One of the biggest benefits of the VA loan program is that veterans who’ve hit a rough financial patch can still qualify for a mortgage. But lenders will need to take a closer look to ensure you can handle the responsibility of a monthly mortgage payment.
In these cases, you may hear a loan specialist say that your loan will need a “manual underwrite” or to be “manually underwritten.”
The first question in the minds of many prospective borrowers is: What exactly does that mean, and how does it differ from the standard underwriting process?
When veterans come to a lender their information is entered into what’s called an Automated Underwriting System, or AUS. This is basically a computer program that helps streamline the application process and let lenders know at the outset whether a borrower will meet credit and income requirements.
Loan applications that receive an AUS approval can allow lenders to proceed with less paperwork and fewer documentation needs.
But there are certain circumstances that can knock an application from AUS consideration, including:
A file that gets bounced from the automated system may be eligible for a manual underwrite. This means a real, live underwriter will have to crunch the numbers and evaluate the risk from Day One, rather than later in the process like normal. Your loan file is being underwritten manually, by hand, from the start.
Veterans facing a manual underwrite will likely need to meet tighter requirements when it comes to things like debt-to-income (DTI) ratio, derogatory credit, financial documentation and more.
For example, some lenders on an AUS file may be able to work with a DTI ratio up to 60 or 65 percent in certain cases. But on a manual underwrite that threshold isn’t likely to exceed 45 or 50 percent.
Lenders might also have restrictions regarding a borrower's ability to obtain an Energy Efficient Mortgage (EEM) on a manual underwrite.
They might also limit how much they’ll lend to borrowers whose loans require manual underwriting.

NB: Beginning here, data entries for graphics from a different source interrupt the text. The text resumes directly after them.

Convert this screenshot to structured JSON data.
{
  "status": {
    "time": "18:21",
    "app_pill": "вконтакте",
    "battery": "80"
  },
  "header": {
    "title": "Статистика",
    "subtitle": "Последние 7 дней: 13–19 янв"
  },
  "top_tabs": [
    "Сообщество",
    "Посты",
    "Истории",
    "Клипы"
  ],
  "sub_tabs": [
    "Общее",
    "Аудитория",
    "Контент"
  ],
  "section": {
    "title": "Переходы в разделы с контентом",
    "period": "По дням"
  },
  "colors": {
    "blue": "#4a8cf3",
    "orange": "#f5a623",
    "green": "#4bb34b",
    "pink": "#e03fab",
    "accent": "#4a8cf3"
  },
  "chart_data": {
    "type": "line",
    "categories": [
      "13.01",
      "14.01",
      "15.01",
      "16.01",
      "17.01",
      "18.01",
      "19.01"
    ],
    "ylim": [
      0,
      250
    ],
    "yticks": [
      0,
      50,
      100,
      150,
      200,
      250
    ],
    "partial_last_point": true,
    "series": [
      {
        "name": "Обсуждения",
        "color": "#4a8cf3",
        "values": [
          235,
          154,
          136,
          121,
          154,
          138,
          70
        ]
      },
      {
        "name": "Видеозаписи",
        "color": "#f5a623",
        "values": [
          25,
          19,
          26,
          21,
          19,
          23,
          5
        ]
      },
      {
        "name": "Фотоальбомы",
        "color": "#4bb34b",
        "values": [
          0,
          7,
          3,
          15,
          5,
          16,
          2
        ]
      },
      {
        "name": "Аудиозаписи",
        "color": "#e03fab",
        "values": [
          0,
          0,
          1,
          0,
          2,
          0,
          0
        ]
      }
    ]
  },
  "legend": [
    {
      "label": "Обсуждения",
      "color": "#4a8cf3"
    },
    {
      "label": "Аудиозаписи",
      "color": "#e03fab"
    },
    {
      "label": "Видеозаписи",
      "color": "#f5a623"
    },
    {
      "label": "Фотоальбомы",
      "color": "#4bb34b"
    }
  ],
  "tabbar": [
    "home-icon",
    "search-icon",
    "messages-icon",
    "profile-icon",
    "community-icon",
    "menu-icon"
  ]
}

Guidelines and policies on manual underwriting can vary by lender.
On a manual underwrite you may also have to go an extra mile regarding your current living situation.
Veterans who aren’t currently homeowners might need what’s known as a Verification of Rent, or VOR, if they’re planning to purchase a home.
Lenders want to see that you’ve made on-time rent payments or that you have solid assets while living rent-free, which can lessen any “payment shock” that can come with suddenly having a monthly mortgage payment.
There are all kinds of rent and living scenarios. You may need bank records, cancelled checks, a letter of explanation and more to satisfy VA lenders.
Manual underwriting can make the loan process a bit more involved for military borrowers. But it also represents a safety net of sorts.
Veterans who’ve been hit by tough financial or credit events can still secure a VA home loan.
Yes, there may be a few more steps or additional layers of scrutiny — but there’s also a sense of hope that might not otherwise be there.